Wednesday, April 6, 2011

Food etiquette on public transit: How far is too far?

In Ottawa, people are allowed food and drinks on the bus. A ban has been suggested, but I haven't really had or heard of problems about people eating on the bus--I think people realize that there is a line that can be drawn, and that excessively odorous or messy food just doesn't work on OC Transpo--not for you (you'll get it all over yourself) nor for your fellow riders.

Well, in New York City subways, things aren't quite set in stone. A couple weeks ago a video surfaced of a young woman eating spaghetti on the subway, and things went downhill from there. Someone gave her a hard time, she and an acquaintance shot back, and then... well, then I lost all hope for humanity things got out of control. Check out the video below, via Honkin' Mad.

(It gets really crazy--like, seriously, just pure nutty--around the 2:00 mark.)

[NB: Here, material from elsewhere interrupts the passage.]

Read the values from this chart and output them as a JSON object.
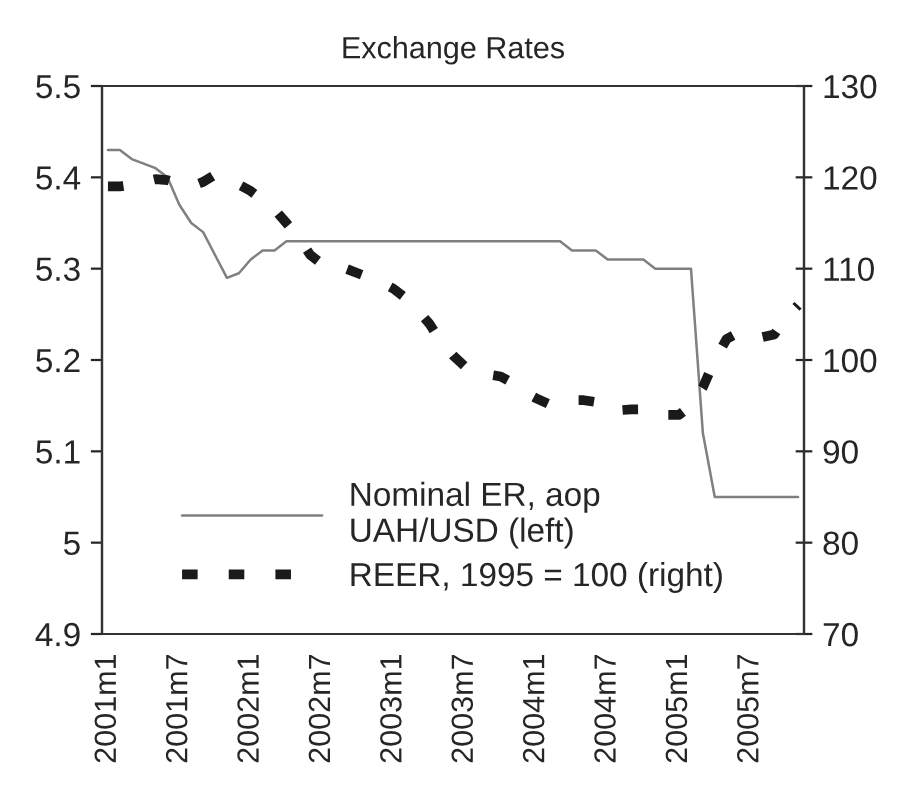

So I ask readers out there: Where do you draw the line with eating on public transit? Is it ever okay?

5 comments:

Anonymous said...

Public Transit has become a showcase for all the bad habits that humans can exhibit - from horrid BO & smoke odours to obnoxiously loud cell conversations. If they continue to allow food, the current foul situation will get worse.

It is bad enough that passengers cannot seem to tell the difference between a restaurant table and a bus seat now. It will become inevitable that the sandwich wrappers, soup bowls and coffee cups that we see now to morph into full-blown styrofoam dinner plates - complete with dessert and beer glasses!

Disallow all food and enforce the rules that already exist too.

Anonymous said...

I don't have an issue with allowing food or drink on the bus. I've been guilty of noshing down a granola bar or an apple on the bus. Trust me, when I am starving, it makes me a much less grumpy passenger to the benefit of all around me. But it is each passenger's responsibility to be respectful and mindful of your garbage and manners. I'd never attempt to eat a plate of spaghetti on the bus but perhaps that is just me (and the likeliness that it would end up all over my shirt, the way some Transitway busses go).

RTWAP said...

I don't see why people who eat their food carefully should be penalized for the occasional idiot who can't behave.

There should be rules about litter. There should be rules about drinks being travel-worthy (closeable or small openings). There could be rules about foods with very strong odours. And no one should expect extra room just because they're trying to eat.

SEA said...

I'm of two minds about this. Yes, it's friggin annoying when you're starving at the end of the work day and there's someone eating McDonald's next to you on the bus, but that's part of using public transit. You have to be willing to put up with smells and behaviours you probably would not tolerate in your own living room.

On the other hand, there are some people out there with serious food allergies that can be triggered by smell alone. So what do we do? Forbid bananas and allow McDonald's? Obviously the easiest way to resolve the dilemma is to ban ALL food on the buses, but it does seem a little over-the-top.